Govern the project conscious of the risks of polished and lived versions of the project. Don’t expect that only one exists and don’t manage as though you are only in charge of one.
Build a project team culture that incentivizes people telling the truth, no matter how difficult.
What is your best tip for managing the two organization problem?
A tip
The PMO Squad led by Joe Pusz is putting on a 3-part webinar series focused on how to connect your Project Management Office with organizational strategy. The first session is coming up soon. Register here.
A lesson
If you ask project managers and change managers what they dislike about transformation it is an exciting conversation filled with varied perspectives but usually the reflection contains something like:
Six months on, most of her team had quietly gone back to the old way of working
With at least 90% of AI transformation projects failing to deliver results, in AI rollouts especially right now, this conversation is heated. This week’s lesson, from Annmarie Curley, is a spot on diagnosis that every project and change manager should take note of.
Success or failure is often decided long before the official project has started. Most organizations need to fix this. The fix is getting the project manager involved earlier, when strategic decisions are being made about how the project will unfold.
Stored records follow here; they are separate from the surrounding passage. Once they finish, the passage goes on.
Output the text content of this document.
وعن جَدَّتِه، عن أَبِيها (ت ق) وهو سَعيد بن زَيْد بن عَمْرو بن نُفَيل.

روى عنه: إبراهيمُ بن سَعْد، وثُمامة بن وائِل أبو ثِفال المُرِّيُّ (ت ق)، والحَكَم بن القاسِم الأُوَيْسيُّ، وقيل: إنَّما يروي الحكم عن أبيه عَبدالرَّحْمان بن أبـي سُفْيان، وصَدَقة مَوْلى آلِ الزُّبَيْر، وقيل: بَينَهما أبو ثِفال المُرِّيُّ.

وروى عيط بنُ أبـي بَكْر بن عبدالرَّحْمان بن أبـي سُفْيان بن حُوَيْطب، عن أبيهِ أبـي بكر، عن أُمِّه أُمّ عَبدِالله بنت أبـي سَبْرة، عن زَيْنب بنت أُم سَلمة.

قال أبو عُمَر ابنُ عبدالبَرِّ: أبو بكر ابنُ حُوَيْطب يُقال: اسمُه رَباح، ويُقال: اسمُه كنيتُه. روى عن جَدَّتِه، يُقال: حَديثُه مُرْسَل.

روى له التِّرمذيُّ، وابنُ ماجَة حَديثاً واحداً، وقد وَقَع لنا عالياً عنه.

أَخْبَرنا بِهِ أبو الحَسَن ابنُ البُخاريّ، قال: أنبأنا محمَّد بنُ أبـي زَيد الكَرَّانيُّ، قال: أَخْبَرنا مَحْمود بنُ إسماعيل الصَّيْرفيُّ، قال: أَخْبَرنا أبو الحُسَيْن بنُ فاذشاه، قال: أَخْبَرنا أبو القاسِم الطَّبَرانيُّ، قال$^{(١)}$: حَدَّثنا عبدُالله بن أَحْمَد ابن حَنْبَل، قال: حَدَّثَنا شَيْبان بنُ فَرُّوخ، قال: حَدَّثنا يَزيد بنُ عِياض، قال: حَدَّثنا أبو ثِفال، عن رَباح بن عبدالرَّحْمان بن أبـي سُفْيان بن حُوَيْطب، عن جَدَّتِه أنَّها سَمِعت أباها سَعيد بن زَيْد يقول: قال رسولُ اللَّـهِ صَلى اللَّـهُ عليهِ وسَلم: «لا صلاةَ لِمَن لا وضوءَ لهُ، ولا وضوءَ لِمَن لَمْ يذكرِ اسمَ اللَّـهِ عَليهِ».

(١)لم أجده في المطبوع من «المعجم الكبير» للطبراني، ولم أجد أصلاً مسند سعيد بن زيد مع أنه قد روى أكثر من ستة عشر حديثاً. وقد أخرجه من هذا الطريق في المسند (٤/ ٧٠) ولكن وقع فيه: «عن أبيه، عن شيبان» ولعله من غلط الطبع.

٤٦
I loved that this article also calls out something many project managers overlook in the planning of product rollouts: how long the rollout process and support might need to be. We have a tendency to think we just roll the thing out and we’re done. But the truth is that humans take a lot longer to adapt and adopt than this takes into account. Successful rollouts will have an project duration that plans for this.
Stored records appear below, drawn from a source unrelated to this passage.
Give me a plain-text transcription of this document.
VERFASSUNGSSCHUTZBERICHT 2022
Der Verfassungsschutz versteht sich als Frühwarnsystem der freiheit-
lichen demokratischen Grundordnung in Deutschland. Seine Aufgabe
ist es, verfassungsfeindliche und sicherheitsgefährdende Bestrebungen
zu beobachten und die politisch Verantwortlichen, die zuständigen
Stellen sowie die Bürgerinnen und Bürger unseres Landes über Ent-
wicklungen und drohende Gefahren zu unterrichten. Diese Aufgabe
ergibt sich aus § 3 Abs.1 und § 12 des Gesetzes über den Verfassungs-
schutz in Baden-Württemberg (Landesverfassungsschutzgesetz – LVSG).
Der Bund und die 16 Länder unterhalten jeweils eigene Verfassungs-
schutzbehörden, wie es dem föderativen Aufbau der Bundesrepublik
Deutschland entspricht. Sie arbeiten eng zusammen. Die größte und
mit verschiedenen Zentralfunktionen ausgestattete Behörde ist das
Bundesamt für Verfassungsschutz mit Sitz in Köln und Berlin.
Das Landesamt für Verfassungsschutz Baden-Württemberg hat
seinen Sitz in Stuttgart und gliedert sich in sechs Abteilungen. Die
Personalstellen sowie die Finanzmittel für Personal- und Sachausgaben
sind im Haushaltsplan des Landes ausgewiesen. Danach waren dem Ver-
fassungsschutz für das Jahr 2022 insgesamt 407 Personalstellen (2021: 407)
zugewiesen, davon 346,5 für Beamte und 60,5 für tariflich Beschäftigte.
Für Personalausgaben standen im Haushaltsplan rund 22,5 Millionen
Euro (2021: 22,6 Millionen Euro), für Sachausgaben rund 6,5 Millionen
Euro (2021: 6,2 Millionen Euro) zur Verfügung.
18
Finally, I loved that the article calls out that these behaviors aren’t conscious actions. Most people are reacting using parts of their brain that automate our approach to things largely without our awareness. Often during a change process people get blamed for not adapting. This view helps to neutralize that perspective. The article does leave a small gap I think should be filled. Namely, how can you help people feel good about the new thing they need to learn and adopt? If you can make them feel they want to do this, your odds of success go up dramatically. In the Head, Heart, Hands change management method, this is the Heart part.
Have you had a rollout go the way this article describes? If so, what would you change now that you are thinking about this perspective?